Ohm Walsh Micro Talls: who's actually heard 'em?


Hi,

I'd love to hear the impressions of people who've actually spent some time with these speakers to share their sense of their plusses and minuses. Mapman here on Audiogon is a big fan, and has shared lots on them, but I'm wondering who else might be familiar with them.
rebbi
Here's a very unique Ohm Walsh thing that I've probably mentioned before but am hearing clearly again right now and I think is very interesting.  

Listening to to mono recordings in this case The Beatles cover of Money on "Meet the Beatles". 

The music is focused dead center on my front wall with enough ambience wall to wall to make one question its a mono recording being heard.   Very live sounding!  
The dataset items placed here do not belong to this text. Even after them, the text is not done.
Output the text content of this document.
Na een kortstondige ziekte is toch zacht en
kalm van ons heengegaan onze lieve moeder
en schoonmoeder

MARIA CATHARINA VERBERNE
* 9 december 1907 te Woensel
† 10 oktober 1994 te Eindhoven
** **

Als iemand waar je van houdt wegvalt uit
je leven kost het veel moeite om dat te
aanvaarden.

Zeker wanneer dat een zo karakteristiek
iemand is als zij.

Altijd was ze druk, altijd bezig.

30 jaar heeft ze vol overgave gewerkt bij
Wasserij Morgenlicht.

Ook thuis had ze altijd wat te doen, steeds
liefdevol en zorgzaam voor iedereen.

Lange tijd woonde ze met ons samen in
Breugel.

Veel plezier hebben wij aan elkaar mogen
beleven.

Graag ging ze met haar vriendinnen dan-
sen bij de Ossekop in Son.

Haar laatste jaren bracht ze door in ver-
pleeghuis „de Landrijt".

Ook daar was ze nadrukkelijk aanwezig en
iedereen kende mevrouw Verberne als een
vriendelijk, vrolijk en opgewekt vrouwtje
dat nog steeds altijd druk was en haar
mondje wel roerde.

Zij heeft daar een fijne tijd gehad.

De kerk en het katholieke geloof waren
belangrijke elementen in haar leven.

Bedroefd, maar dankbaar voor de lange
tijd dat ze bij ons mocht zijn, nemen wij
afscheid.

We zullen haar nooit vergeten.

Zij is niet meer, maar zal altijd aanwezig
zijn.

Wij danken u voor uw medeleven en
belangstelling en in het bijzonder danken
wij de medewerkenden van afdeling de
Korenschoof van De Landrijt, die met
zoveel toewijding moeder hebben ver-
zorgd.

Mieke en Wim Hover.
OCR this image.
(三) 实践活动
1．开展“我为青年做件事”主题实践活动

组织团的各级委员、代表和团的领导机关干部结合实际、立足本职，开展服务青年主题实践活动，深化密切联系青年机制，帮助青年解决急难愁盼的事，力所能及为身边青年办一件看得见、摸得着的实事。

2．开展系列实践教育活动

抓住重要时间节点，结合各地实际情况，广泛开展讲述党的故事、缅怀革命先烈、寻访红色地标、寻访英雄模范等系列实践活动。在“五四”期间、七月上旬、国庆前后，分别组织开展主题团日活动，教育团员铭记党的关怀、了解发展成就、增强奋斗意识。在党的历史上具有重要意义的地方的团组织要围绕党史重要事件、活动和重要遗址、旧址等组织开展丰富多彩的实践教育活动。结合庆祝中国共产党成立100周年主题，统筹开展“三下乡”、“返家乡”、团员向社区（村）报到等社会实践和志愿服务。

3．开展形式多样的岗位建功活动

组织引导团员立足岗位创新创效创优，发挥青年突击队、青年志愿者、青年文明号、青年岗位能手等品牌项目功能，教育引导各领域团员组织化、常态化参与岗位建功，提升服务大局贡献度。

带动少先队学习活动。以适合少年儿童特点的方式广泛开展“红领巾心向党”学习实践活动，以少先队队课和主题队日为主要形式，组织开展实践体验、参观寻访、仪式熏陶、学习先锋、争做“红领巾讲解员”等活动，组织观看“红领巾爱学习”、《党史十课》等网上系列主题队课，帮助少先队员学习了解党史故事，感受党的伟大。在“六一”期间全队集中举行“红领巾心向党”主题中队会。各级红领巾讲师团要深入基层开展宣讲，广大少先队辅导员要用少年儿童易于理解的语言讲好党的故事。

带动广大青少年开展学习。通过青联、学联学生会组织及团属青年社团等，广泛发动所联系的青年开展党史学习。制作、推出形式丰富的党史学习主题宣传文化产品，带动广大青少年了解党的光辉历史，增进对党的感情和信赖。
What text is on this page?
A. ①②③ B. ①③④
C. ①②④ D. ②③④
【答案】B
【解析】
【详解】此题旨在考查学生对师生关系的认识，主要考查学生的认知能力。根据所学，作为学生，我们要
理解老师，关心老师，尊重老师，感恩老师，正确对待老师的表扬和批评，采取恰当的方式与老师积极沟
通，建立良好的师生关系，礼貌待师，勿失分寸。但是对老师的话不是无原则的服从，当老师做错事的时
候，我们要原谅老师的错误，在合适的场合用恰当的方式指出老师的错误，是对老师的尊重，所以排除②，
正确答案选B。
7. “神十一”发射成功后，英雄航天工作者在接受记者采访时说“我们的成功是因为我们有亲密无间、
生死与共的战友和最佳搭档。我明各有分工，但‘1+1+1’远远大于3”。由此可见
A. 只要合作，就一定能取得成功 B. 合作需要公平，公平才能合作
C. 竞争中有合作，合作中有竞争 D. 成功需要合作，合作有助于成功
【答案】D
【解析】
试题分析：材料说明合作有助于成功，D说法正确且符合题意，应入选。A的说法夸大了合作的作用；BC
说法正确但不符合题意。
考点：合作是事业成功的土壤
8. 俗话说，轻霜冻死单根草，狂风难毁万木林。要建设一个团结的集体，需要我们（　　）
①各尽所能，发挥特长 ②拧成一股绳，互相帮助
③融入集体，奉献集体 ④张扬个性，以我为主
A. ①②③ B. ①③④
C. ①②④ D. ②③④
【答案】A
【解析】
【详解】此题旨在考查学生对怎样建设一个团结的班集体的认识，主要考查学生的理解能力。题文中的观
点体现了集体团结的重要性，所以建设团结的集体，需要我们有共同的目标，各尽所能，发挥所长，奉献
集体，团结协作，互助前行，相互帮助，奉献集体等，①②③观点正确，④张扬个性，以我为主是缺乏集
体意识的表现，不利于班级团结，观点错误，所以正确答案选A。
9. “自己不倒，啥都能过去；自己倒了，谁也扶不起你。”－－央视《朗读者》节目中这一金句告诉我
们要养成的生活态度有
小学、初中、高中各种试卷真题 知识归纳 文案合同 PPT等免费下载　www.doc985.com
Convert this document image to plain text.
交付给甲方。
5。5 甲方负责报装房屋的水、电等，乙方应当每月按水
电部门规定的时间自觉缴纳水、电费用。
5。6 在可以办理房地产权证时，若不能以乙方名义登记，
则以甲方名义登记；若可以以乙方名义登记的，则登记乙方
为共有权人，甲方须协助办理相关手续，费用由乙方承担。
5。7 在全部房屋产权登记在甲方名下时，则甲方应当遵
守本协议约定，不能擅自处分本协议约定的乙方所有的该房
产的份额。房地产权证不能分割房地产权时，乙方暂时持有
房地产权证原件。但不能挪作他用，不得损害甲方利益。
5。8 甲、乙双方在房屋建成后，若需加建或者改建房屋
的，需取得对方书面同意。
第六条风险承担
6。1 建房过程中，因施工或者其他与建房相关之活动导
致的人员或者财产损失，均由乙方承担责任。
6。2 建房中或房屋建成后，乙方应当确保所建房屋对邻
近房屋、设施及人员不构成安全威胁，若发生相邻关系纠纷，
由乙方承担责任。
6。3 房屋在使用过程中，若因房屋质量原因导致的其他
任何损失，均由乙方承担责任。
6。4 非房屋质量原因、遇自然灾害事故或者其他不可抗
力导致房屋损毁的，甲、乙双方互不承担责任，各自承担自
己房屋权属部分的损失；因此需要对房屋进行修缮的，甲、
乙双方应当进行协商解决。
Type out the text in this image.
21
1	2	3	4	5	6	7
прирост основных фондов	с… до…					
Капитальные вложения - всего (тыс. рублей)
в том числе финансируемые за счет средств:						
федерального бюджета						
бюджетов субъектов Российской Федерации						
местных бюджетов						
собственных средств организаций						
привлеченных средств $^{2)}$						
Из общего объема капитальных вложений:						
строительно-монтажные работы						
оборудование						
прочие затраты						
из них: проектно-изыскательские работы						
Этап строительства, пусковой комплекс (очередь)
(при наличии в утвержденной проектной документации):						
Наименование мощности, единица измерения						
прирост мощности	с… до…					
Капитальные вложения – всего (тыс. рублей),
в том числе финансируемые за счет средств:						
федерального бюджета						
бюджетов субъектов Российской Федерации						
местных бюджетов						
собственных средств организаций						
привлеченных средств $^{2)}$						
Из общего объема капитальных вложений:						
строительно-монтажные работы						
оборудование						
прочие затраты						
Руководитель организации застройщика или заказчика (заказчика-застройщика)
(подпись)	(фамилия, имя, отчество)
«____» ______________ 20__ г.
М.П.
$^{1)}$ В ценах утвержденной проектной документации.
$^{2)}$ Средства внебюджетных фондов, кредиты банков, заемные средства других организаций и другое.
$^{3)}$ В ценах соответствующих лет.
Thing is is in my L shaped room. With F5s along the long wall at the base of the L facing into the length of the room,. The left speaker is in the center of the wall where the soundstage is focused and further from my listening position closer to the right wall about halfway down the length of the L than the right speaker which is about 3-4 feet from right wall essentially in front of my listening position .   The soundstage tends to stay focused at dead center of the ~22 foot wall forming the base of the L no matter where the speakers are along the wall pretty much. 

Very unique.   Makes even average mono recordings sound audiophile worthy and a very unique trick. An omni thing in general I suspect.  
Well, acurus and mapman, as much as I love the way my rig with the 2000s sounds now, you two have made up my mind.  As soon as I can afford to, I am going to start adding diffusors to my room.  Wish me luck!
With my F5s in large L shaped room, I have three 2X2 foot absorbing panels on my sidewalls at prime reflection points based on my two main listening positions. These help narrow and focus the soundstage a tad to my preference. That’s all.

Omni speakers naturally diffuse the sound especially in comparison to others, no?
mapman - interesting post. I had put a lot of foam panels up on the front wall and side walls at the hieght of the Ohm cans. I found I had too much center-fill, and not enough of a soundstage width. I removed some, and noticed an improvement without losing too much of the center fill. Since my listening area is small and asymetrical, I speculate that some diffusion might exapnd the soundstage even further. Not that I suffer from a compact soundstage now; on the right recordings, the soundstage is absolutely holographic and, as The Donald would say, HUGE! Guilding the lilly? Perhaps. But I want to hear for myself what the diffusion panels will do.
My front wall of L shaped room is 22’ wide and sound stage extends wall to wall and beyond with most recordings. The panels reel that in just a tad. They might soften things up just a tad as well. I’ve debated added two or 4 on the ceiling at prime reflection points there but no rush to try.

I’ve found isolating from floor interactions as I have mentioned to be much larger in magnitude in terms of sound improvement when needed. Total night and day differences there when floors are suspended and lively, not at foundation level.

Of course every room if different as are personal preferences, so one has to carefully choose their weapons depending. No reason to rule out diffusion either if called for.